Distributed battery energy storage is properly termed as in the battery energy storage device that do not share with other users of user side.And shared battery storage
It can be a kind of alternative of distributed battery energy storage of the user using entity, such as the paper in prior art: Liu J, Zhang
N,Kang C,et al.Cloud energy storage for residential and small commercial
consumers:A business case study[J].Applied Energy.2017,188:226-236..Shared electricity
Pond energy storage brings together distributed battery energy storage originally, and each user can be assigned to store up with original distributed battery
The shared stored energy capacitance of energy identical capacity and characteristic, user can share stored energy capacitance to it and issue charging and discharging instruction, such as
The distributed battery of biconditional operation entity is the same.Shared battery then responds the electric discharge demand that all users summarize, and uses shared electricity
Pond is discharged to user, but shared battery can independently arrange its charging strategy.Due to different user battery usage behavior not
Together, and same user is also different in battery usage behavior not on the same day.Shared battery can use this complementation of user
Property, reduce the capacity of battery investment, that is to say, that the investment capacity of shared battery can be less than all user distribution formula batteries and hold
The aggregation of amount, so as to reduce cost of investment.And in actual operation, when user has an electric discharge demand, but shared battery
When not enough power supply, the network operator of shared battery needs directly to buy electric energy to power grid for user to meet the energy of user and use
Demand.On the whole, shared battery is to rise to cost with lesser operating cost, has exchanged the reduction of cost of investment for, from
And reduce totle drilling cost.
Current general battery investment decision mainly consider how mutually to coordinate with the operation of intermittence new energy or how compared with
All kinds of ancillary services are provided well for power grid.However there is problem of aging in operation for battery class energy storage device, different
Under depth of discharge, battery has different life cycles.And the life cycle of battery has weight for the investment decision of battery
The meaning wanted, if the life cycle of battery is short, years, value cost of investment will rise when other conditions are constant etc., thus right
It is had an impact with the Optimal Decision-making that cost minimization turns to target.Therefore it needs to fully consider that electricity is drawn in operation in investment decision
It is influenced brought by the aging of pond.
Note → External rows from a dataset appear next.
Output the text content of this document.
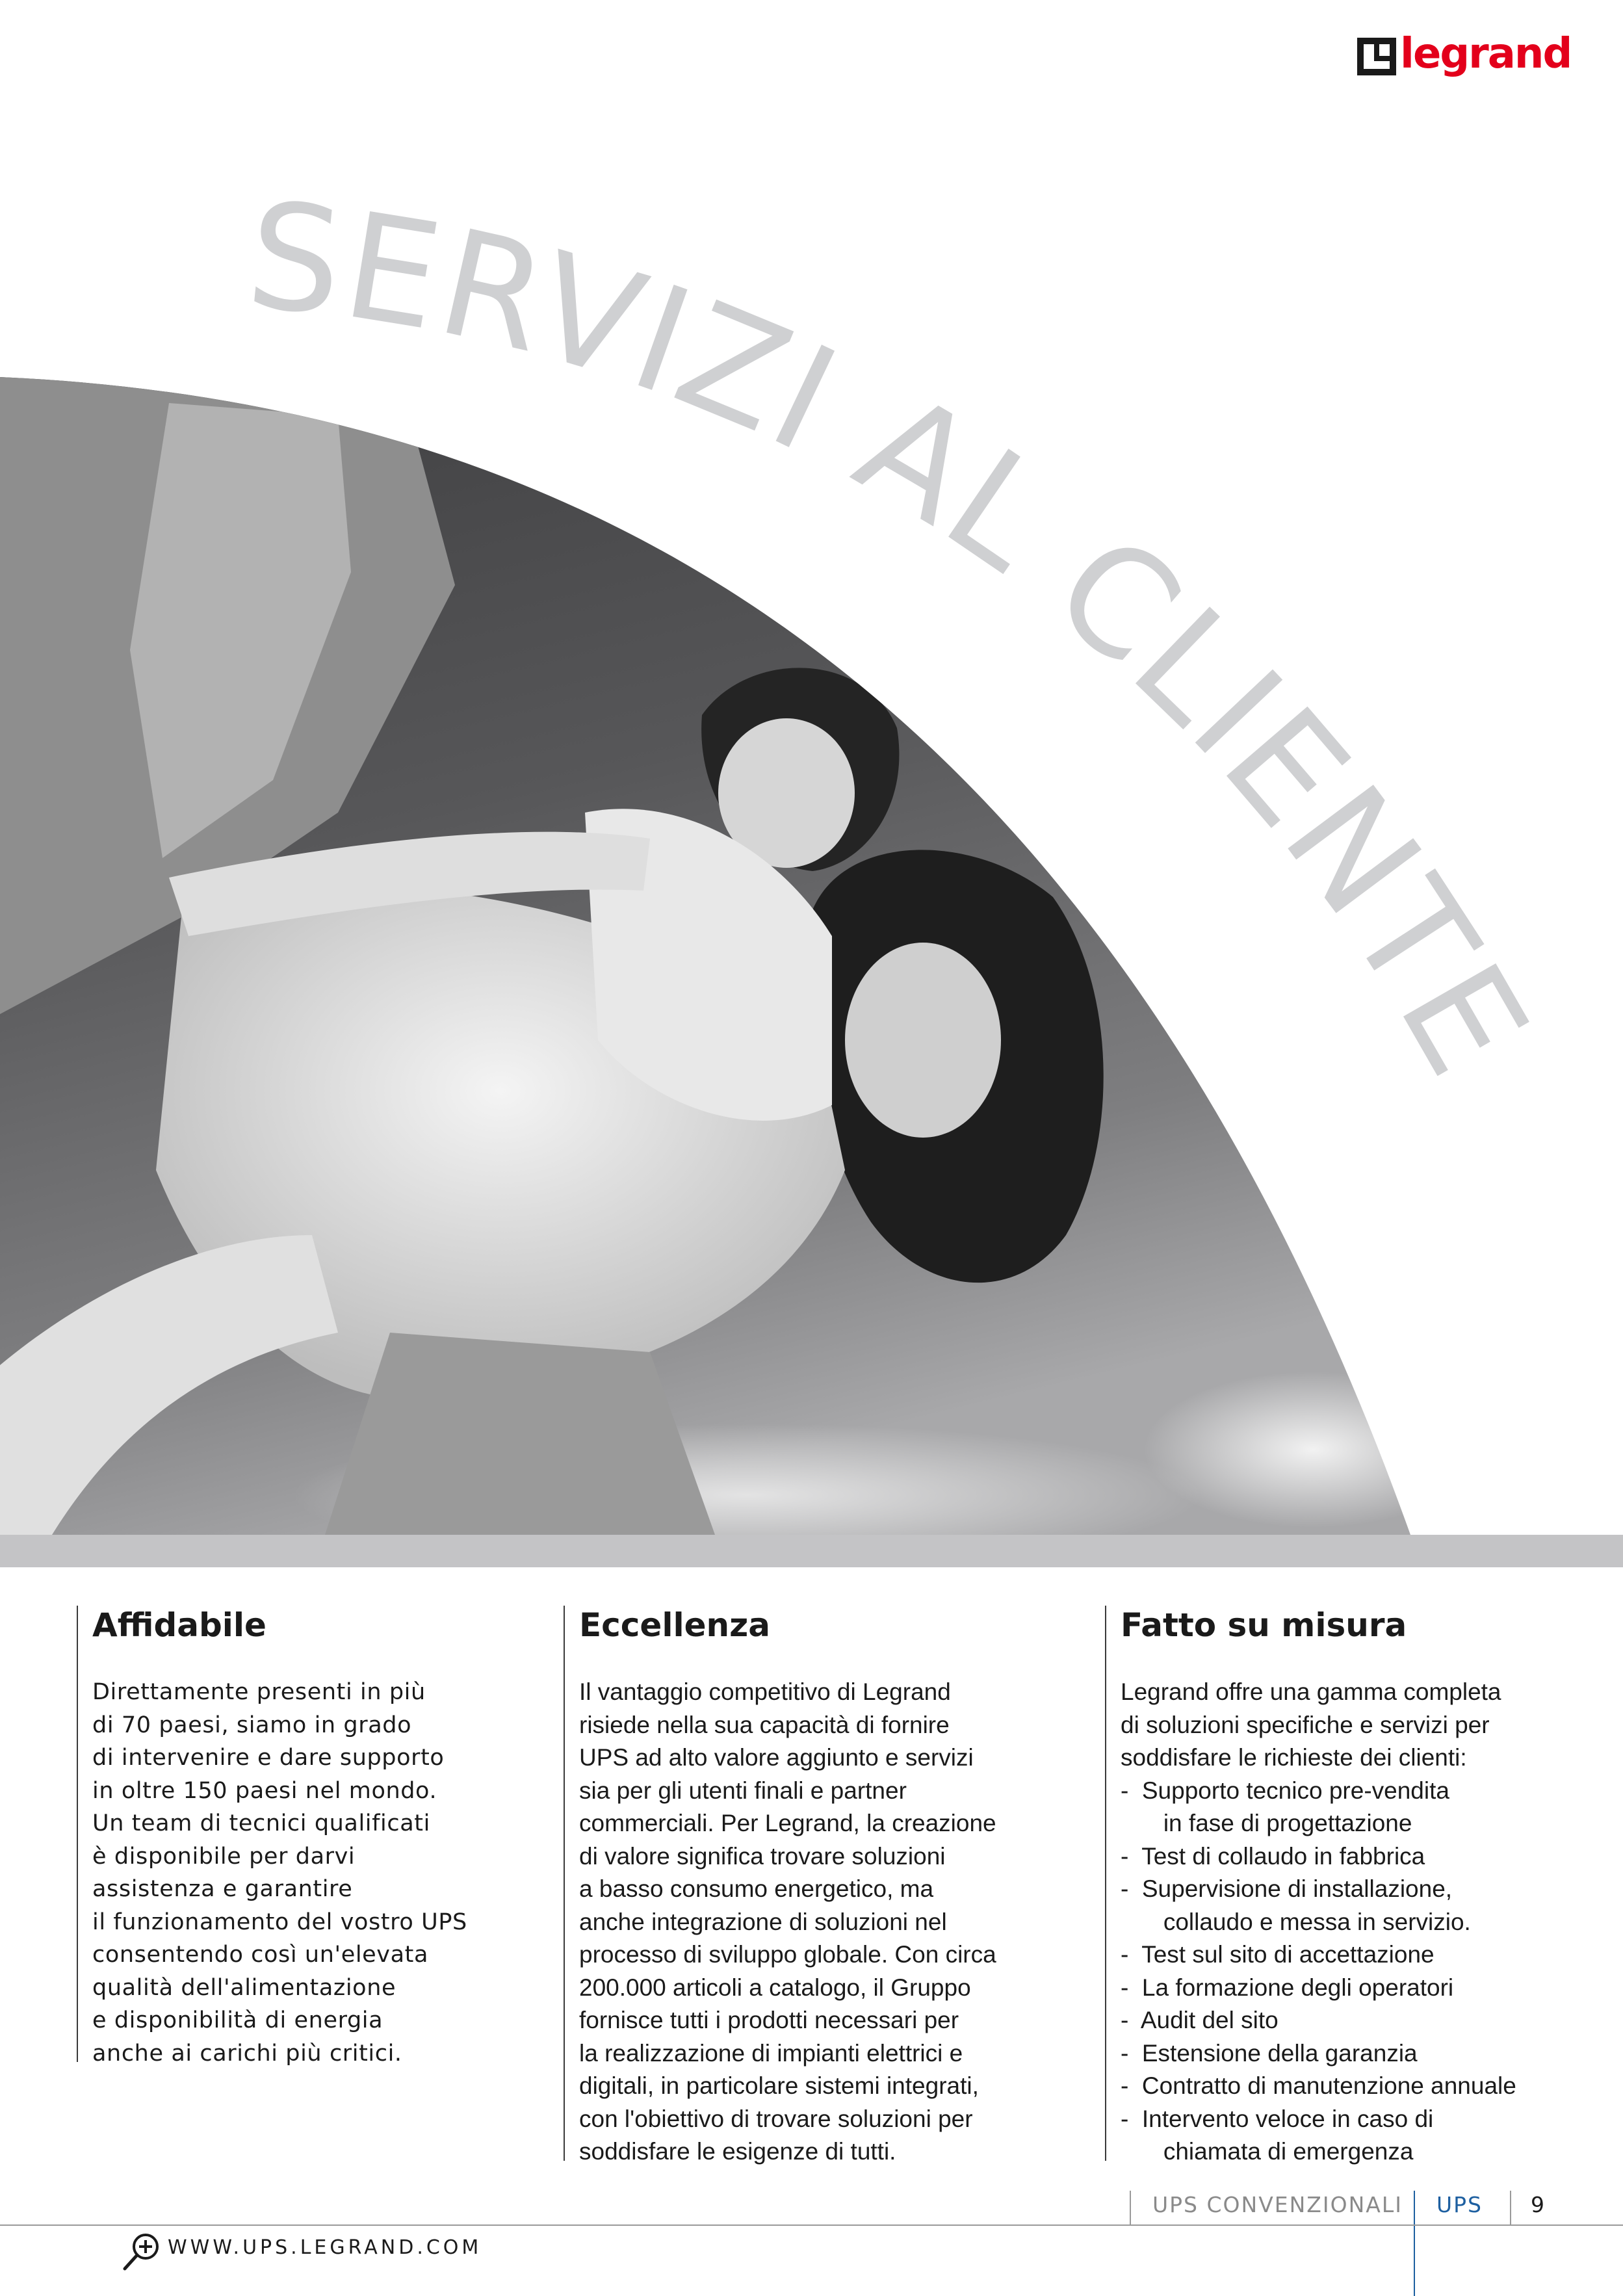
legrand
SERVIZI AL CLIENTE
Affidabile
Direttamente presenti in più
di 70 paesi, siamo in grado
di intervenire e dare supporto
in oltre 150 paesi nel mondo.
Un team di tecnici qualificati
è disponibile per darvi
assistenza e garantire
il funzionamento del vostro UPS
consentendo così un'elevata
qualità dell'alimentazione
e disponibilità di energia
anche ai carichi più critici.
Eccellenza
Il vantaggio competitivo di Legrand
risiede nella sua capacità di fornire
UPS ad alto valore aggiunto e servizi
sia per gli utenti finali e partner
commerciali. Per Legrand, la creazione
di valore significa trovare soluzioni
a basso consumo energetico, ma
anche integrazione di soluzioni nel
processo di sviluppo globale. Con circa
200.000 articoli a catalogo, il Gruppo
fornisce tutti i prodotti necessari per
la realizzazione di impianti elettrici e
digitali, in particolare sistemi integrati,
con l'obiettivo di trovare soluzioni per
soddisfare le esigenze di tutti.
Fatto su misura
Legrand offre una gamma completa
di soluzioni specifiche e servizi per
soddisfare le richieste dei clienti:
-  Supporto tecnico pre-vendita
in fase di progettazione
-  Test di collaudo in fabbrica
-  Supervisione di installazione,
collaudo e messa in servizio.
-  Test sul sito di accettazione
-  La formazione degli operatori
-  Audit del sito
-  Estensione della garanzia
-  Contratto di manutenzione annuale
-  Intervento veloce in caso di
chiamata di emergenza
UPS CONVENZIONALI UPS 9
WWW.UPS.LEGRAND.COM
General Carter life cycle energy handling capacity (Peukert Lifetime Energy Throughput, PLET) mould
Type is detailed in Tran D, Khambadkone A M.Energy Management for Lifetime Extension of
Energy Storage System in Micro-Grid Applications[J].IEEE Transactions on
Smart Grid.2013,4 (3): 1289-1296., this is that one kind can simulate battery cycle life damage under different operating intensity
The theory of mistake.According to the model, the PLET value and depth of discharge (Depth of Discharge, DOD) and the electric discharge of battery
There is following relationship between cycle-index N under depth:
PLET=N (100DOD)KP
In formula, KP is constant for same battery, and referred to as Pu Kete lifetime constants, value range are usually
1.1~1.3.For arbitrary DOD, PLET may be considered constant, be denoted as PLETlife.The KP and PLET of different batterieslifeOne
As by fitting obtain.
Due to cannot generally complete a complete electric discharge half cycle in each period, and the value range of KP has spy
Different property, available following approximation relation, to calculate PLET value:
ΔPLETt≈(100·ΔDODt)KP
In formula, Δ PLETtIt is the PLET value increment of t period battery.ΔDODtIt is the depth of discharge increment of t period battery, only
Consider electric discharge, does not consider to charge.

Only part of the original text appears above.